ROUTE134
(隼 志朗)

◆ナイスショット

 先月1年振りにゴルフに行ってきた。最近ゴルフと言えば決まって千葉である。千葉にはゴルフ場はたくさんあって、比較的安く、フェリーで行けば横須賀からは近い。
 ということで、今回も千葉。久里浜のフェリー乗り場はゴルファーばかり、平日の1便から4便はゴルファー以外の乗客を捜すのは難しい。東京湾フェリーはアマチュアゴルファーでもっていると言ってもいいくらいだ。金谷港からクラブバスに乗り40分でクラブハウスに到着。バスの中は遠足気分。「今日は90台でまわるぞ」とか「ニアピン賞はもらった」とか、みんな勝手なことを言って盛り上がっている。(帰りのバスはみんな疲れて静かなものだ。)
 さて、日本のゴルフ人口はバブルの時に急激に増加した。以前はお金持ちのスポーツというイメージがあったが、我々のような庶民でもゴルフを楽しめるようになった。バブルがはじけた後もゴルフ人気はあまり衰えを見せない。プレー代が安くなったせいもあるのだろう。ゴルフ場によっては1万円出せばプレーできるところもある。それでも外国に比べるとまだまだ高い。マレーシアにいる友人は1R2千円程でプレーできると言っていた。
 それはさておき、1年振りのゴルフの話。五月晴れの爽やかな風が吹く中、1番ホールのティーショットはナイスショット、のはずだった。が、当日は朝からあいにくの雨、傘をさしてのプレーになってしまった。午前はショットは安定しなかったがパットは好調で、10mを超えるロングパットを2回もカップイン。気持ちよかった。昼食は1600円の「ヒレカツ御膳」。ゴルフ場の食事はどれも高い。かといっておにぎりじゃあね。何と言ってもここはゴルフ場なんだから。午後は雨も強まり風も出てきて情けない気持ちでのプレーで、苦しいラウンドとなったが、最後にニアピンが取れてガッツポーズ。結局スコアは100を切ることは出来なかったけれど、この天気としてはよくまとまった方かな、と自己満足。
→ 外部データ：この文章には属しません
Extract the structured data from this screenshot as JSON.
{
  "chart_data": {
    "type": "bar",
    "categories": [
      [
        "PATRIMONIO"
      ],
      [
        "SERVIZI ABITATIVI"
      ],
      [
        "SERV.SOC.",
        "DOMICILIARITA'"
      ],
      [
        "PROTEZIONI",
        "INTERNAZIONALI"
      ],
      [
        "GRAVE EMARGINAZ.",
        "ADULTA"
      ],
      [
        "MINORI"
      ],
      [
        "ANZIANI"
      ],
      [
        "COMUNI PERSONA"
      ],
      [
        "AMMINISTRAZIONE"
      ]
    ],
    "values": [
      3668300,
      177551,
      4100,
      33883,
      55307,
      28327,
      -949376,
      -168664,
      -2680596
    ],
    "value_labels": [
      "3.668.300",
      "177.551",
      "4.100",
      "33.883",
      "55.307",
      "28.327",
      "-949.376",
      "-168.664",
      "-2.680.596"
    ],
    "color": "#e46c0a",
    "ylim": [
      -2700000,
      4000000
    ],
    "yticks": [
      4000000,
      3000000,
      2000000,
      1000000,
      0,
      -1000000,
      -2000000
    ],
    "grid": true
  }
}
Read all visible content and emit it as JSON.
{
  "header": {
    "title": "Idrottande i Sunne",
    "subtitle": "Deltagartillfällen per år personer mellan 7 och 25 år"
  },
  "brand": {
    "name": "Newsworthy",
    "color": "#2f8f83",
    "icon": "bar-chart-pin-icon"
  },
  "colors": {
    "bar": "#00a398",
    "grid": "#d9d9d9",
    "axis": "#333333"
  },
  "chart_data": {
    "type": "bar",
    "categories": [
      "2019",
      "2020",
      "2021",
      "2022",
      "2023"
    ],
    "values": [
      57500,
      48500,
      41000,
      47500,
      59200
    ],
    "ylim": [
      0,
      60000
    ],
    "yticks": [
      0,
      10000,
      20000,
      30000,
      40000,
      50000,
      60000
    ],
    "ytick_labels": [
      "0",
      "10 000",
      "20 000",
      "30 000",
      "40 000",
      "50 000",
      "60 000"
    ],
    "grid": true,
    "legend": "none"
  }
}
 ゴルフを始める前は、僕のスポーツのカテゴリーにゴルフは入っていなかった。ところがいざ自分でプレーしてみると、ゴルフは立派なスポーツであり、しかもかなり高度なスポーツであることが分かった。フィジカル面は言うまでもなく、強いメンタリティを必要とする、自分自身と、そして自然との戦いの場なのだ。ボールに向かう時、周りには誰もいない。自分とボールと緑の芝生が一体となる瞬間である。でも打ち終わった後はいつも「行き先はボールに聞いてくれ」なんだけれど…。